3.         Number Theory:Palindromes and Generalised Smarandache Palindromes.

The challenge of counting the number of palindromes and generalized Smarandache palindromes is still on. I have started studying these by the use of palindromic permutation. I have been able look at the  palindromic permutations and generalized Smarandache palindromic permutations of the symnmetric groups of degrese 2 and 3. Mr. Olurode has joined me in this work and he is counting the palindromic permutations and generalized Smarandache palindromic permutations of the symnmetric groups of degrees 4 and 5.

4.      Cryptography: This is the science of securing of message which is to be sent through an insecured medium to an intended receiver such that the original message would not be known to any external party. Am still in the search of more identities that are true in universal Osborn loops which would be useful for cryptography. The further applications of (r,s,t)-inverse quasigroups and (α,β,γ)-inverse quasigroups to cryptography is still of interest to me. I have a strong believe that groupoids and quasigroups generated by p(x,y)=a+bx+cy will be of double advantage for cryptography because of their non-associative structure and the fact that their formulation is based on integers.

5.      Algebras: BCC-algebra, BCI-algebra, BCK-algebra, Hilbert-algebra, AC-algebras.

I and Mr. Emmanuel Ilojide of the Federal University of Agriculture, Abeokuta, Nigeria, are presently generalizing the aforementioned algebras, especially BCI-algebra and BCK-algebra which were introduced by Imai, K. Iséki and S. Tanaka in 1966. We are also studying the algebraic properties of Non-associative/Bol-Moufang type/Fenyves BCI-algebras.

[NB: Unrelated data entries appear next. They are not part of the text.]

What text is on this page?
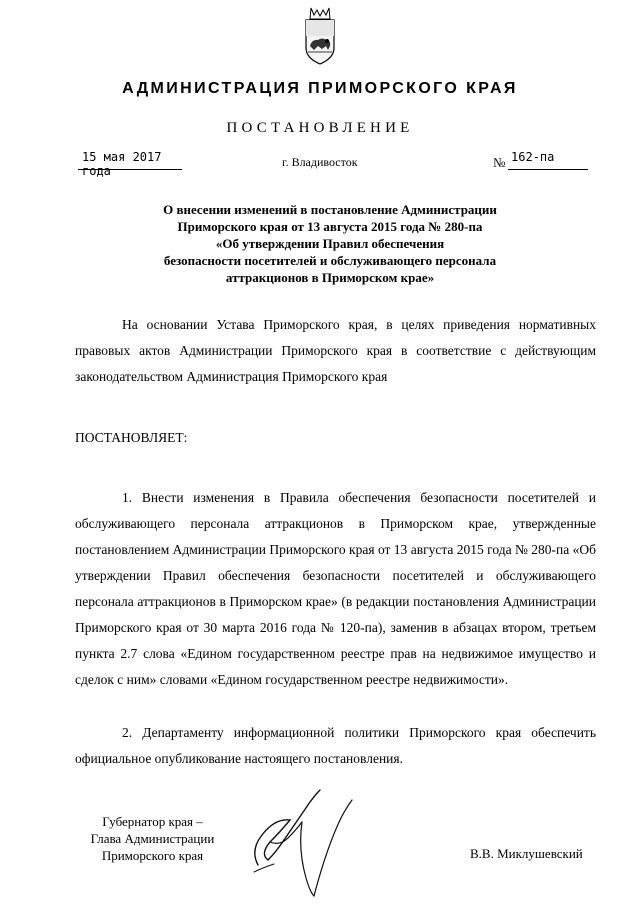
АДМИНИСТРАЦИЯ ПРИМОРСКОГО КРАЯ
ПОСТАНОВЛЕНИЕ
15 мая 2017 года
г. Владивосток	№ 162-па
О внесении изменений в постановление Администрации
Приморского края от 13 августа 2015 года № 280-па
«Об утверждении Правил обеспечения
безопасности посетителей и обслуживающего персонала
аттракционов в Приморском крае»

На основании Устава Приморского края, в целях приведения нормативных правовых актов Администрации Приморского края в соответствие с действующим законодательством Администрация Приморского края

ПОСТАНОВЛЯЕТ:

1. Внести изменения в Правила обеспечения безопасности посетителей и обслуживающего персонала аттракционов в Приморском крае, утвержденные постановлением Администрации Приморского края от 13 августа 2015 года № 280-па «Об утверждении Правил обеспечения безопасности посетителей и обслуживающего персонала аттракционов в Приморском крае» (в редакции постановления Администрации Приморского края от 30 марта 2016 года № 120-па), заменив в абзацах втором, третьем пункта 2.7 слова «Едином государственном реестре прав на недвижимое имущество и сделок с ним» словами «Едином государственном реестре недвижимости».

2. Департаменту информационной политики Приморского края обеспечить официальное опубликование настоящего постановления.

Губернатор края –
Глава Администрации
Приморского края	В.В. Миклушевский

6.      Combinatorial Statistics: Nested Balanced Incomplete Block Design (NBIBD) of Resolvable Type-I am presently collaborating with Mr. Saka on the use of algebraic procedures, algebraic structures like groups, quasigroups and loops and combinatorial structures like latin squares and SUDUKO squares in the construction of NBIBD of Resolvable Type.